Avant de rencontrer la protagoniste du film, nous en découvrons le décor. Confrontés à la ritualité de la vie d’un couvent, où les soeurs avancent en silence et observent un comportement pieux, rendant hommage à Dieu et à son fils, en chantant et en priant, notre attention s’égare sur l’une d’elle (Agata Buzek). Se laissant être distanciée par le groupe, elle s’échappe du cloître par une porte dérobée. Son pas est déterminé. La route semble longue. Elle cherche un médecin et arrive au centre de la Croix-Rouge française. Nous sommes en Pologne, en 1945. La jeune interne qu’elle interpelle, Madeleine Beaulieu (Lou de Laâge), lui explique qu’elle ne peut rien faire pour elle, que le centre hospitalier est destiné aux rescapés français. Alors, la Soeur prie.

lou de laage - les innocentes - anne fontaine

Apercevant et observant la Bénédictine priant à genoux dans la neige, Madeleine défie à son tour l’autorité. Elle emporte une trousse dont elle sait le contenu précieux et fait route avec la Soeur. La nuit est tombée sur le couvent lorsqu’elles arrivent. Madeleine suit à pas de loup celle qui a supplié son aide et dont le comportement dicte le sien. Elle découvre bientôt la raison de sa venue, aidant une jeune femme à accoucher. Mais le silence du couvent se veut pluriel et le pragmatisme du médecin, inquiet du devenir de la mère et de son enfant, lui dicte de retourner au couvent le lendemain, ce qui ne plait guère à la Mère supérieure (Agata Kulesza). Deux mondes se rencontrent.

Révélant peu à peu les enjeux narratifs au fil de la mise en place de l’intrigue, Anne Fontaine nous confronte adroitement à deux réalités et à leurs codes afin que nous percevions la transgression qui réunit d’entrée de jeu les personnages de Madeleine et de Soeur Maria. L’une et l’autre défient l’autorité et les règles – transcendantales ou/et normatives – qui en découlent. Et si la Soeur doit se plier aux lois qui régissent le centre hospitalier lorsqu’elle le pénètre, il en va de même pour Madeleine une foi au couvent. Des lois dont s’étonne sa rationalité, et ce d’autant plus que le comportement des soeurs qu’elle rencontre la surprend. Pour les comprendre, il lui est nécessaire de comprendre la foi. Un cheminement qui le conduit à questionner son propre feu.

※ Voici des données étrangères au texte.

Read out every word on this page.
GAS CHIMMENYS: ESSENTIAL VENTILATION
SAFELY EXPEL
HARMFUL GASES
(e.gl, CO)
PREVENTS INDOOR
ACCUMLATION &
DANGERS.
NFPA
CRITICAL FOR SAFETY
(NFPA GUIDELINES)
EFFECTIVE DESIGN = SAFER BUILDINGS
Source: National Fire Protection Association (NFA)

Centré sur le personnage de Madeleine, le scénario tend à nous fondre à son regard. Et si nous découvrons la condition et la foi des Bénédictines en même temps qu’elle, nous la rencontrons également dans son intimité et ses doutes. Déterminée et indépendante, Madeleine a une aventure avec Samuel (Vincent Macaigne), le médecin qu’elle assiste. Il est fou d’elle, elle sait l’histoire sans lendemain. Et la modernité du personnage agit comme un révélateur. Insufflant au film quelque fantaisie, comme dans la vie de Madeleine, cette aventure amoureuse permet d’envisager la réalité historique dans sa globalité – de l’extermination de juifs à l’espoir communiste. La cinéaste est alors consciente du recul qu’elle nous demande d’avoir. Un recul nécessaire qui sera le chemin de Madeleine.

les innoncentes - lou de laage - anne fontaine

L’approche semble-t-elle simple qu’elle se révèle complexe. La lecture féministe est-elle évidente qu’elle se développe en corolle. Car si la foi de Madeleine en son pragmatisme est pour elle gage de liberté, la foi qu’elle découvre l’est peut-être tout autant. Les mots des soeurs résonnent d’autant plus en elle qu’ils se veulent rares et donc précieux. «Vingt-quatre heures de doutes, une minute d’espérance » ; « derrière toute joie, il y a la Croix »… Les dialogues se veulent d’autant plus percutent qu’ils transcendent la personnalité et l’évolution des personnages. Enfin l’universalité du propos se dessine tant à travers la situation « mère » abordée – le viol comme arme de domination et de guerre – qu’à travers les pluralité des portraits de femmes déterminées par leurs choix.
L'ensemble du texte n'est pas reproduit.